Party-Pionier Mathias Scheffel:Stratege der Nacht

Lesezeit: 4 min

Angefangen mit öffentlichen Partys hat er in einem Tanzcafé für Senioren, dann machte er Optimol, Filmcasino, Cavos, Catering. Der Unternehmer Mathias Scheffel gilt in München als Urgestein und Party-Pionier.

Philipp Crone

Als er die vier Räder sieht, muss Mathias Scheffel lachen. Sie stehen auf dem Optimolgelände am Ostbahnhof, sind aus Eisen, verrostet und tonnenschwer. "Der Bundesgrenzschutz war neulich da und hat behauptet, die seien gestohlen." Dann hätten die Beamten versucht, die hüfthohen Waggonräder zu bewegen, aber keine Chance. "Immerhin haben sie dann einen Polizeiaufkleber draufgemacht."

Mathias Scheffel, Partys, München

Mathias Scheffel, Partys, München

(Foto: Stephan Rumpf)

Scheffel macht eine kurze Pause, in der er weiterkichern muss. Der Mann mit dem Scheitel im dünnen schwarzen Haar blinzelt unter seiner Brille. Mit dem fein gezogenen Bärtchen und den ein wenig hängenden Lidern sieht er tatsächlich aus wie eine Mischung aus Kevin Kuranyi und Rainer Brüderle. Er schaut sich einmal kurz um auf dem Hof des Geländes, dann sagt er: "Den Aufkleber hat's natürlich beim nächsten Regen weggewaschen." Scheffel wird schnell wieder ernst. Nur keine Schadenfreude zeigen!

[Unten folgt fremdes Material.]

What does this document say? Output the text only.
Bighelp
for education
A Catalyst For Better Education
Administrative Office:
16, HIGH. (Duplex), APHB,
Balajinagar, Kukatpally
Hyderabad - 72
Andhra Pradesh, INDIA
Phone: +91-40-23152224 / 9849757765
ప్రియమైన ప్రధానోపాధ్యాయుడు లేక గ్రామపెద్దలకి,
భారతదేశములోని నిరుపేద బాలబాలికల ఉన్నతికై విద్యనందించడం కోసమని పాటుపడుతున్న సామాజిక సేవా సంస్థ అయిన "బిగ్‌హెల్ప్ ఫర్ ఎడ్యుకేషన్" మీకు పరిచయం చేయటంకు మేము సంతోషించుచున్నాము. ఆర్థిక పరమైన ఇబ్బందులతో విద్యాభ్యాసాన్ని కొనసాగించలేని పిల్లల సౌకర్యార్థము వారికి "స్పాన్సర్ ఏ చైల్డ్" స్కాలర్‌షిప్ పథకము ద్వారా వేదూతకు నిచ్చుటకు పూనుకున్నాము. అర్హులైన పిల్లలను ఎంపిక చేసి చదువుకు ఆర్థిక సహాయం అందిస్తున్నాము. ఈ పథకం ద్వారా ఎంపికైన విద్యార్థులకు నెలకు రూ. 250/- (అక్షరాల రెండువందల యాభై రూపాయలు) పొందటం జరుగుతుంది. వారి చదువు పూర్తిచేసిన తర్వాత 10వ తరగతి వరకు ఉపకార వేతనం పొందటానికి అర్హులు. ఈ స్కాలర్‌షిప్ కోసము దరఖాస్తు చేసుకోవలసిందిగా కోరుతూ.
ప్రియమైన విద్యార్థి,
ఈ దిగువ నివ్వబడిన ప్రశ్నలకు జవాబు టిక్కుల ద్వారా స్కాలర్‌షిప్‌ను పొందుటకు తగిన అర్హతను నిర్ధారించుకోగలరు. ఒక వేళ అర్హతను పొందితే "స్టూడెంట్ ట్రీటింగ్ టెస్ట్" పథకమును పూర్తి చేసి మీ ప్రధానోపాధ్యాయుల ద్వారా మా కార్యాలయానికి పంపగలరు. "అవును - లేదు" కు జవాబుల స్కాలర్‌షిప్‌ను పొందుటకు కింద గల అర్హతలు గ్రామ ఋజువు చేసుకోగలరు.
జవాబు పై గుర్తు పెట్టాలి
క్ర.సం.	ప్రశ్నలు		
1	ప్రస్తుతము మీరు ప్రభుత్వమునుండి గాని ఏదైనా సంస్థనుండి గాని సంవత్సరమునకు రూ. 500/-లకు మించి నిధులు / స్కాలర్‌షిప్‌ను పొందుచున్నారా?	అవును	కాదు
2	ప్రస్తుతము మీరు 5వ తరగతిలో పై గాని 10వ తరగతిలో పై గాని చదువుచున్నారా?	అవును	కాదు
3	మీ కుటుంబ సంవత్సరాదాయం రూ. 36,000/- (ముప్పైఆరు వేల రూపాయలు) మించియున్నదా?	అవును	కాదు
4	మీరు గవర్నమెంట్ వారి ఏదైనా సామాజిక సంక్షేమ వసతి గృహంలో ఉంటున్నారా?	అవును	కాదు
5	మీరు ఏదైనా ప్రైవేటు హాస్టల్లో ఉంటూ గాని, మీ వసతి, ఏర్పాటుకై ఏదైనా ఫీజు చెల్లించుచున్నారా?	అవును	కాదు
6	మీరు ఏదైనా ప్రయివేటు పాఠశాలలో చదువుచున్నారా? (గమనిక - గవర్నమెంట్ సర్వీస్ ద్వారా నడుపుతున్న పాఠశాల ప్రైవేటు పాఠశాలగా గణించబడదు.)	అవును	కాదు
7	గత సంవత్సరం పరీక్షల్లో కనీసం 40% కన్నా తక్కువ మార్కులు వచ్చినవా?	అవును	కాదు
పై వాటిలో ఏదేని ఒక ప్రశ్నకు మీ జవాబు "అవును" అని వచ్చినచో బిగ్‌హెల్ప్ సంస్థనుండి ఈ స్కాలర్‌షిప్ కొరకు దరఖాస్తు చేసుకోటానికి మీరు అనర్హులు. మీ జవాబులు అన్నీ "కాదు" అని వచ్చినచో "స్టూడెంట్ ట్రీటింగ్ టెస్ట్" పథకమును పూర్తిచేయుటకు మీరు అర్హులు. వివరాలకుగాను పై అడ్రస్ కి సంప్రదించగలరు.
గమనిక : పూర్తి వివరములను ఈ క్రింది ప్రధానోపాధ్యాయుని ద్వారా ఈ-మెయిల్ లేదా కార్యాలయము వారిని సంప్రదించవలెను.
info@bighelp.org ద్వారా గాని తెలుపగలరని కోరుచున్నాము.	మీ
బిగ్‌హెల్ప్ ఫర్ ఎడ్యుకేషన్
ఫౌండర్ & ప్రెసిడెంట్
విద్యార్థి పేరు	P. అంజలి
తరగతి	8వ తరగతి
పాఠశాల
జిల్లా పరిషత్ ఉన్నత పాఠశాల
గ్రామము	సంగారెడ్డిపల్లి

Diese Anekdote könnte auch ein Bild für Mathias Scheffel sein: Er muss sich mit viel Kleinkram und manchmal auch mit Quatsch auseinandersetzen, versucht dabei aber immer gelassen zu bleiben. Vor allem bleibt er da. Auf dem Optimolgelände. Wie die Eisenräder. Auch wenn es alle paar Jahre heißt, jetzt sei nun wirklich Schluss. 1996 hieß es, 2001 sei es vorbei, dann lautete die Deadline 2003, später 2007, 2010 und nun 2014.

"Und auch danach wird es weitergehen", prophezeit Scheffel. Geändert hat sich wenig, statt Kunstpark Ost heißt es nun Kultfabrik und Optimolgelände. Darauf beherbergt Scheffel einen "alternativen Gewerbehof", etwa ein Fotolabor, einen Latin-Club, Künstlerateliers, die Theaterfabrik, die Drei Türme eröffnen am 13. Januar neu. Sein Reich hat der gebürtige Stuttgarter aus seinem Büro im ersten Stock des Hauptgebäudes im Blick. Es ist eines von vier Büros, die der Vater zweier Kinder in München nutzt.

Büros. Schreibtische. Es hat sich einiges geändert, seit Scheffel Mitte der achtziger Jahre zum Studium nach München kam. Da nannte man ihn als DJ "Psycho Billy", und er machte sich daran, die Grundlage dafür zu legen, dass ihn die Weggefährten heute mit großem Respekt als "Mentor, Urgestein und Stratege" bezeichnen, so wie Florian Faltenbacher, der Betreiber der Milchbar.

"Die Tanzdiebe"

Vor Psycho Billy ist Scheffel ein Jura-Student, der sich zusammen mit seinem vier Jahre jüngeren Bruder als DJ seine Miete verdient. Die beiden werden als "Die Tanzdiebe" Partyveranstalter. Florian Faltenbacher ist ihr Plakatierer. "1987, als wir angefangen haben, gab es in München nur zwei Möglichkeiten zum Feiern: In einem Club oder beim Privatfest." Scheffel bietet eine neue Variante: die öffentliche Party. An die erste kann er sich genau erinnern.

"Wir waren in einem Tanzcafé für Senioren", sagt Scheffel. Drei Mark kostete der Eintritt, "und der Ober, der da mit weißen Handschuhen serviert hat, ist nach einer Stunde entnervt gegangen." Die 500 Gäste wollten nicht elegant bedient werden, sondern feiern. "Die Partys haben funktioniert, weil ich als DJ in der Szene vernetzt war."

Es folgten auch viele illegale Feste, und wenn Scheffel von denen erzählt, dann lächelt der 47-Jährige. Je mehr "Sixpacks" in seinen Geschichten vorkommen, desto besser. Die Sixpacks sind Einsatzwagen der Polizei. Zu der Zeit traf sich die Szene der Nachtarbeiter im Baadercafé, man ging dann zu den Löwen, bejubelte ein 7:0 gegen Ampfing in der Bayernliga und feierte im Café Größenwahn. "Das waren die goldenen Zeiten." Als man mit tausend Flyern 700 Leute anlocken konnte. Bis 1992 geht das so.